Compare Car Loan Rates
Top Auto Loan LenderLowest APROur Award
PenFed Credit Union5.24%Best Credit Union Auto Loan
Auto Approve5.24%**Best Auto Refinance Rates
Consumers Credit Union6.54%Excellent Credit Union Auto Loan
Auto Credit ExpressVariesBest Auto Loan for Bad Credit
2 more rows

What are the disadvantages of a large down payment on a car?

Disadvantages of a Larger Down Payment

The two biggest cons of making a down payment that's around 50 percent are: More money down doesn't lower your interest rate – Bad credit car buyers get higher than average interest rates, and it's extremely rare that a larger down payment can lower it.

How much should I put down on a $13,000 car?

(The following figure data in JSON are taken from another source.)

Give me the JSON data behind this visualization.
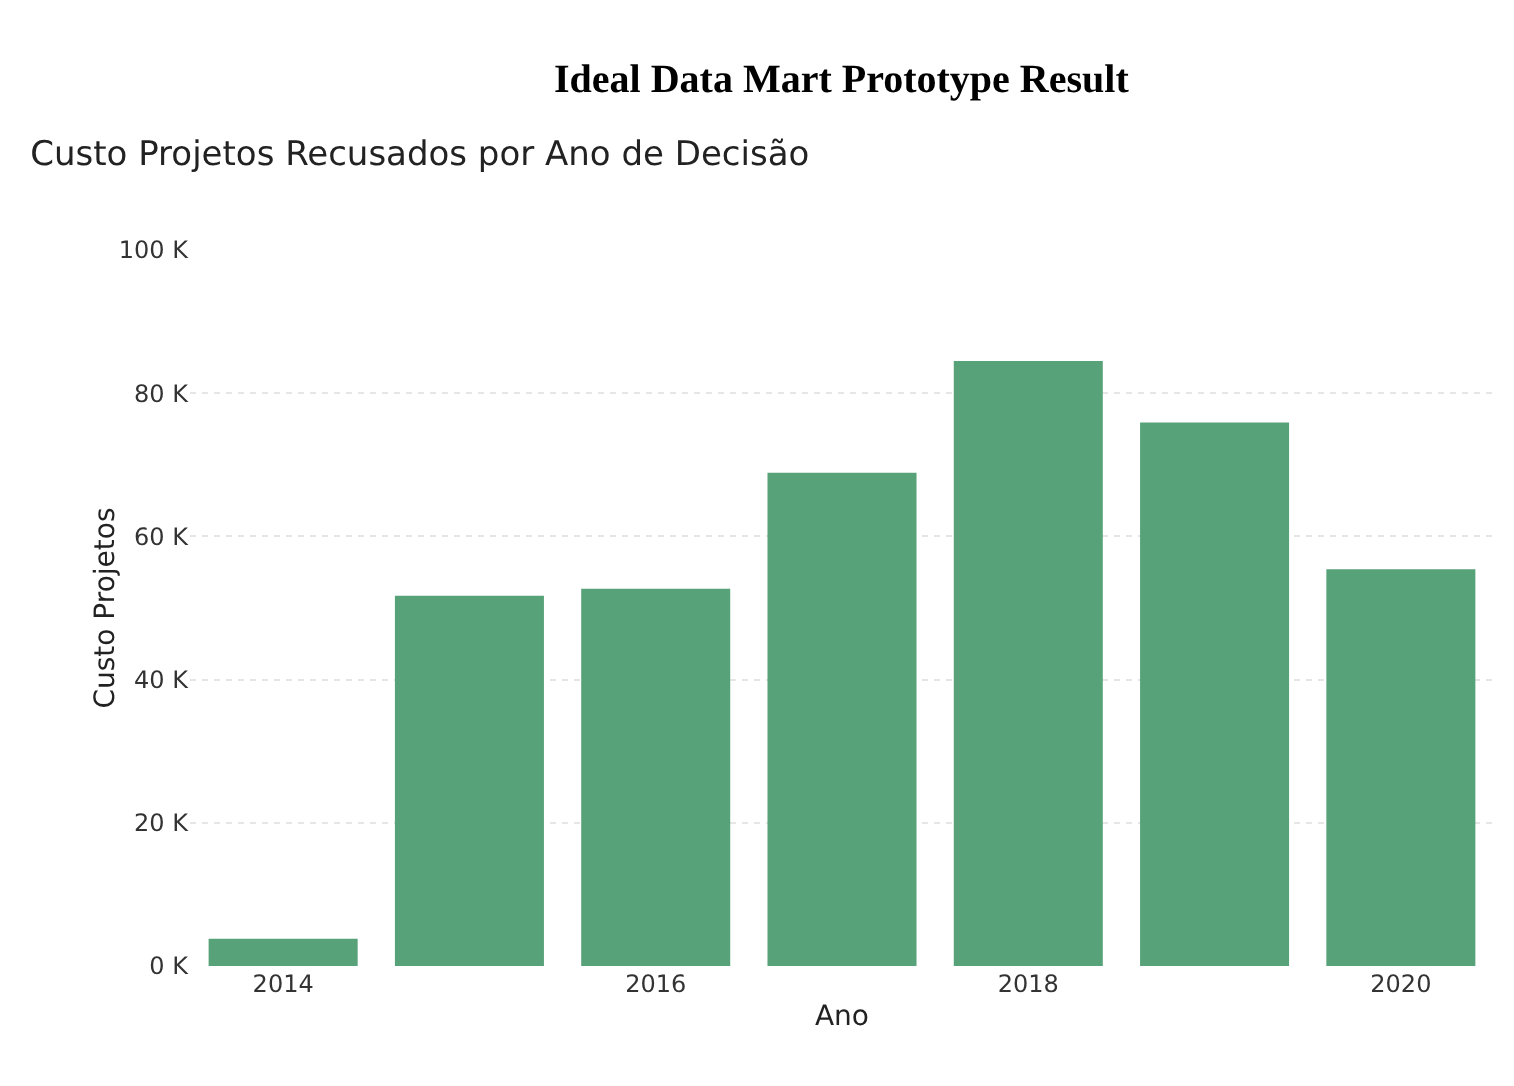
{
  "chart_data": {
    "type": "bar",
    "title": "Ideal Data Mart Prototype Result",
    "subtitle": "Custo Projetos Recusados por Ano de Decisão",
    "xlabel": "Ano",
    "ylabel": "Custo Projetos",
    "x": [
      2014,
      2015,
      2016,
      2017,
      2018,
      2019,
      2020
    ],
    "values": [
      3800,
      51700,
      52700,
      68900,
      84500,
      75900,
      55400
    ],
    "color": "#58a279",
    "xlim": [
      2013.5,
      2020.5
    ],
    "xticks": [
      2014,
      2016,
      2018,
      2020
    ],
    "ylim": [
      0,
      100000
    ],
    "yticks": [
      {
        "value": 0,
        "label": "0 K"
      },
      {
        "value": 20000,
        "label": "20 K"
      },
      {
        "value": 40000,
        "label": "40 K"
      },
      {
        "value": 60000,
        "label": "60 K"
      },
      {
        "value": 80000,
        "label": "80 K"
      },
      {
        "value": 100000,
        "label": "100 K"
      }
    ],
    "grid": "y"
  }
}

Most experts recommend a 20% down payment for new cars and 10% for used. Getting pre-approval might provide clarity on potential interest rates. Pre-approved auto loans can provide insight into the potential interest rate your lender will be able to offer.

What is a good credit score to buy a car with no down payment?

Your credit score is crucial to determine your eligibility for a no down payment car loan. Most lenders require a FICO credit score of at least 680 before you can qualify. If your credit score falls below 680, improve your credit score before you apply to help you qualify in the future.